Vielfalt und Inklusion sind nicht überall in der Kommunikationsbranche gefragt, aber empathische Führung ist auf dem Vormarsch

Der European Communication Monitor 2022 hat Kommunikatorinnen und Kommunikatoren in 43 Ländern befragt und zeigt:

  • Vielfalt, Gleichstellung und Inklusion prägen öffentliche Debatten weltweit – aber nur jeder zweite Kommunikationsprofi in Europa verfolgt die globalen Trends und Diskussionen in diesem Bereich
  • Ein empathischer Führungsstil von Führungskräften in Kommunikationsabteilungen und Agenturen hat einen signifikant positiven Einfluss auf Engagement, Einsatzbereitschaft und psychische Gesundheit der Teams
  • Nur sehr wenige Kommunikationsabteilungen sind fortgeschrittene Nutzer von CommTech zur Digitalisierung interner Arbeitsabläufe und Kommunikationsaktivitäten – das größte Hindernis für eine schnelle Transformation sind organisationsspezifische Strukturen und Prozesse
  • Qualität in der Kommunikationsberatung ist aus verschiedenen Gründen schwer erreichbar; entsprechende Standards für Berater:innen, Kunden oder beides werden von drei von vier Befragten befürwortet
  • Die Studie identifiziert signifikante Unterschiede zwischen den Ländern sowie zwischen Unternehmen und Non-Profit-Organisationen in Europa

Die Studie untersucht, ob und wie sich zwei viel diskutierte Entwicklungen in Gesellschaft und Organisationen auf die Kommunikationsbranche auswirken: Vielfalt, Gleichstellung und Inklusion sowie der Trend zu einem empathischen Führungsstil. Darüber hinaus werden die Digitalisierung von Kommunikationsabteilungen und -agenturen (CommTech) und Beratungsqualität in der Kommunikation beleuchtet. Die Gehaltsentwicklung in der Branche, strategische Themen sowie die Merkmale exzellenter Kommunikationsabteilungen werden mit einer detaillierten Analyse für 22 Länder analysiert. Eine strenge Auswahl der Studienteilnehmer, ein Forschungsdesign auf Grundlage etablierter Theorien sowie statistische Analysen nach wissenschaftlichen Standards sind die Kernmerkmale dieser Studie, die von einem Team renommierter Kommunikationsprofessorinnen und -professoren von Universitäten aus ganz Europa durchgeführt und unterstützt wurde.

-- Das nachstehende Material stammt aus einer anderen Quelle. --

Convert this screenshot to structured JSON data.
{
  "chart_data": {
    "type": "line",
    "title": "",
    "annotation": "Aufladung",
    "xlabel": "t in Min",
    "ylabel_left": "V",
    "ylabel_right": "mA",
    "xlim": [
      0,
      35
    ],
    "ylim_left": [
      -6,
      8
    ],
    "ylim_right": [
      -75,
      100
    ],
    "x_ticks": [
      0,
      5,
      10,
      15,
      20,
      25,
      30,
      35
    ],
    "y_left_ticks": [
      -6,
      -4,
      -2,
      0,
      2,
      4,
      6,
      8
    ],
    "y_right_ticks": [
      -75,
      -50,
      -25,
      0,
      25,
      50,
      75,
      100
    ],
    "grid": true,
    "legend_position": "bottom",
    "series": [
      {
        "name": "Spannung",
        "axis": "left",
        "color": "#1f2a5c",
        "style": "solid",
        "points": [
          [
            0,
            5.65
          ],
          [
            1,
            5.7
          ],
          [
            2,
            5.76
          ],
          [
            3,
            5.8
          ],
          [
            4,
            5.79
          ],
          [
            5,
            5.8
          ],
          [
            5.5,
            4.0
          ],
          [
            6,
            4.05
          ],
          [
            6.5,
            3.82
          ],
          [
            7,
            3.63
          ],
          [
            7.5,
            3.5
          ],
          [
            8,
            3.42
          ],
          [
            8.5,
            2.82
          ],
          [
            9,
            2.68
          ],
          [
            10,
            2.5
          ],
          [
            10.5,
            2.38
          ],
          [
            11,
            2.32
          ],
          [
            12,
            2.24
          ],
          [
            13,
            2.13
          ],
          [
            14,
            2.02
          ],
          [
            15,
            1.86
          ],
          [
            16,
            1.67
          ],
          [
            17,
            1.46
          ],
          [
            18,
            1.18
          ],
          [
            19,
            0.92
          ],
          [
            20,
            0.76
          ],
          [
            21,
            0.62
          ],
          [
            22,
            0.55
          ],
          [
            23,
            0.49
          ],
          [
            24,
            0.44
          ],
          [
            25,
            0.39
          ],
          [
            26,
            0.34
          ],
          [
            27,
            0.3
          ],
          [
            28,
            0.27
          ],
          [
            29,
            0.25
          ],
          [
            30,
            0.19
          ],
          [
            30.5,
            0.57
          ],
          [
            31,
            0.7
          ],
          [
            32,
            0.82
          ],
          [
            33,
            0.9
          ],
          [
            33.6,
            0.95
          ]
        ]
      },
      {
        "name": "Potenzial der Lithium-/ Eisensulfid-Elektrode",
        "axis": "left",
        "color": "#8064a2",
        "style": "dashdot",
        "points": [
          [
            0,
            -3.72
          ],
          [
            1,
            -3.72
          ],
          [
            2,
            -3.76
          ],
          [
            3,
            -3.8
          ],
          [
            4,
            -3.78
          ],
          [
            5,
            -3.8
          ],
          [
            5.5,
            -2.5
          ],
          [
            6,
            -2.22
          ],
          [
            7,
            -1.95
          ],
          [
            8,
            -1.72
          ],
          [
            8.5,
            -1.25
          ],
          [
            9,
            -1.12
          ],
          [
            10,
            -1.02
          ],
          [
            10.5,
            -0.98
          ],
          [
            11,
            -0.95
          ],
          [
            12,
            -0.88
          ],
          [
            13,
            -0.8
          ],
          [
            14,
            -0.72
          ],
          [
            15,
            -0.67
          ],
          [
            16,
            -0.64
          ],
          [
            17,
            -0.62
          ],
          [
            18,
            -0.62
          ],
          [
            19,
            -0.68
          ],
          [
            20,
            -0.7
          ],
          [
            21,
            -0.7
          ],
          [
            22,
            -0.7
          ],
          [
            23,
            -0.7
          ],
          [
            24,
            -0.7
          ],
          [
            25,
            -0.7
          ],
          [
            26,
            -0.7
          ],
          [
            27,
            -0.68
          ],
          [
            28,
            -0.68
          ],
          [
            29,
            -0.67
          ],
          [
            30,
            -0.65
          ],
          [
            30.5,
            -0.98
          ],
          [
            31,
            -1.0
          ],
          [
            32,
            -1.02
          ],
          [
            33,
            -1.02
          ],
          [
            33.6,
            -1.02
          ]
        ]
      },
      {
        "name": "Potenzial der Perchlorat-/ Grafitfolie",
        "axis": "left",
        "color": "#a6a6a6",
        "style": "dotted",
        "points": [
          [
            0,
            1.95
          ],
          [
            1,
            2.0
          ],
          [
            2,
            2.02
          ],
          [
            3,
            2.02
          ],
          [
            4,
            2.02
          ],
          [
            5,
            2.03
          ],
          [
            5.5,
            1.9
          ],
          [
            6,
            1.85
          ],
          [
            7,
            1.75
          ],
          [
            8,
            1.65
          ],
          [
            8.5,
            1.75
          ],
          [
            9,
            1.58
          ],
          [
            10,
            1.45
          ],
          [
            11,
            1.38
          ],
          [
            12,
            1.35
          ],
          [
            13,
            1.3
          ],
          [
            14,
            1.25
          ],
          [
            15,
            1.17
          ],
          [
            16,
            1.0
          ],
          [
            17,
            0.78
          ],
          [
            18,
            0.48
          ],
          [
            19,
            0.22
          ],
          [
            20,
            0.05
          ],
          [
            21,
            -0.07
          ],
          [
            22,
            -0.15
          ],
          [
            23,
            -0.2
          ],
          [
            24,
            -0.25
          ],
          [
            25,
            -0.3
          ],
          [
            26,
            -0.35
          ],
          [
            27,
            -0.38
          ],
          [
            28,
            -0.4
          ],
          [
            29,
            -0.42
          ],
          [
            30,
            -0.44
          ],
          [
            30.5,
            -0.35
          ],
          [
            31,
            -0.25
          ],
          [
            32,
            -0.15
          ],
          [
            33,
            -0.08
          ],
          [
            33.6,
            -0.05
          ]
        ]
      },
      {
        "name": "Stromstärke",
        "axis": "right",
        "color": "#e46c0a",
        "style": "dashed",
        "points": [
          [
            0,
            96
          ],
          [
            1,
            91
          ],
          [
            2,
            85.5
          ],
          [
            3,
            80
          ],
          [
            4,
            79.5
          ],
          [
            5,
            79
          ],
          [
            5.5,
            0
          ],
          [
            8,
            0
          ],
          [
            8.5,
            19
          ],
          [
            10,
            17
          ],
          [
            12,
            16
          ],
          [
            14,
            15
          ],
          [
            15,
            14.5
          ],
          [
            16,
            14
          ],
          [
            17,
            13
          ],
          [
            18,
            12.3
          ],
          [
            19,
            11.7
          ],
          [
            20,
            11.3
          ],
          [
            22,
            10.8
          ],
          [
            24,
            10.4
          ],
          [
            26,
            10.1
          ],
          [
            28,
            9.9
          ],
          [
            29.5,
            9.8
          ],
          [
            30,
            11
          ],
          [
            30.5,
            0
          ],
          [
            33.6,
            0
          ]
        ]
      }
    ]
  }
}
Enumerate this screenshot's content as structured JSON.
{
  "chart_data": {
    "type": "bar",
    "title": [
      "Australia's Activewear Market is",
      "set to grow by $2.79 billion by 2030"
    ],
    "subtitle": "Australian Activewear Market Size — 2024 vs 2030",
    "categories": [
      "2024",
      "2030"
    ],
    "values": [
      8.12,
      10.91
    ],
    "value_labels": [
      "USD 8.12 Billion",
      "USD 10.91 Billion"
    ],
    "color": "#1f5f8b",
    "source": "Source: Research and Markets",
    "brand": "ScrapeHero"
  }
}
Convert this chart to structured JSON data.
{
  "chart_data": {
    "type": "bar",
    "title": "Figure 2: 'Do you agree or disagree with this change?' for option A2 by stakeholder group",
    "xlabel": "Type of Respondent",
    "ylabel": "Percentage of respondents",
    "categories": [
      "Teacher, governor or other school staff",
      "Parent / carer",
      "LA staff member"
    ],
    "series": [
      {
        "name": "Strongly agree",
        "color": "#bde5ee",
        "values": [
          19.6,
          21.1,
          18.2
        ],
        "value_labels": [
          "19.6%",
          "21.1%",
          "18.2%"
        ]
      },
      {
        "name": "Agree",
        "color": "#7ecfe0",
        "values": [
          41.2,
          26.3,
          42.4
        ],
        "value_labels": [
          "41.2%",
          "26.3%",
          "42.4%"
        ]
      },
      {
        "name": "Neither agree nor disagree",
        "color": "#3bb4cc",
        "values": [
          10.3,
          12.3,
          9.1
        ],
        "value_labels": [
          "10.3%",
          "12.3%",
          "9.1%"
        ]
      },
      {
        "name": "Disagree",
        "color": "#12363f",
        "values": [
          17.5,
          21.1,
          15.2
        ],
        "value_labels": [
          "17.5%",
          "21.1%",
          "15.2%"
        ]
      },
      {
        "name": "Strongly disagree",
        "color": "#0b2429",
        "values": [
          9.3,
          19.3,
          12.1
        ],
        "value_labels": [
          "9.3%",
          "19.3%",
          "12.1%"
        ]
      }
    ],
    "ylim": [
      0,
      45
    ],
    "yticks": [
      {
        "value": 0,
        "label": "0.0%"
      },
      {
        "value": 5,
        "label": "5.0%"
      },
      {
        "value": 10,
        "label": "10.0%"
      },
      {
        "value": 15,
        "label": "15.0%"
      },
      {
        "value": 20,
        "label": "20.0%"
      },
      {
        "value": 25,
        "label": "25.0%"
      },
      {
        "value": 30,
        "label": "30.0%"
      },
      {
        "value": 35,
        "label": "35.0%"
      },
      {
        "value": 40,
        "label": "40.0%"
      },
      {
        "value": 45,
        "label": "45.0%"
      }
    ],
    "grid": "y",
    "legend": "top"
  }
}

Professor Ansgar Zerfaß, Leiter der Studie und Inhaber des Lehrstuhls für Strategische Kommunikation an der Universität Leipzig, erklärt: „Europa steht an einem Wendepunkt. Vieles, was gestern noch als selbstverständlich galt, wird heute radikal in Frage gestellt: Die friedliche Koexistenz von Nationen und Menschen in unserer Region, die Rolle von Politik und Medien als integrative Kräfte in der Gesellschaft und die Fähigkeit von Volkswirtschaften, Innovation und nachhaltige Entwicklung voranzutreiben. Dies wirkt sich grundlegend auf unseren Bereich – das Management und die Durchführung professioneller Kommunikation für Organisationen – aus. Einige Trends sind sehr spezifisch, aber andere lassen sich in ganz Europa beobachten, wie diese Ausgabe des European Communication Monitor zeigt.“

Diversität, Gleichstellung und Inklusion als Herausforderung für die Profession

Die 16. Ausgabe des European Communication Monitor untersucht, ob und wie sich die öffentliche Debatte über Diversität, Gleichstellung und Inklusion in der täglichen Praxis des Kommunikationsmanagements in Europa niederschlägt. Die Ergebnisse zeigen, dass nur gerade einmal die Hälfte aller Kommunikatorinnen und Kommunikatoren die globalen Trends und Diskussionen verfolgt hat (50,7 %). Etwa die gleiche Anzahl der Befragten 2 bestätigt, dass das Thema in ihrem Land stark diskutiert wird (49,5 %). Deutschland und die Schweiz liegen bei der Intensität der öffentlichen Diskussion vergleichsweise weit vorne, das gilt aber nicht für das Berufsfeld selbst.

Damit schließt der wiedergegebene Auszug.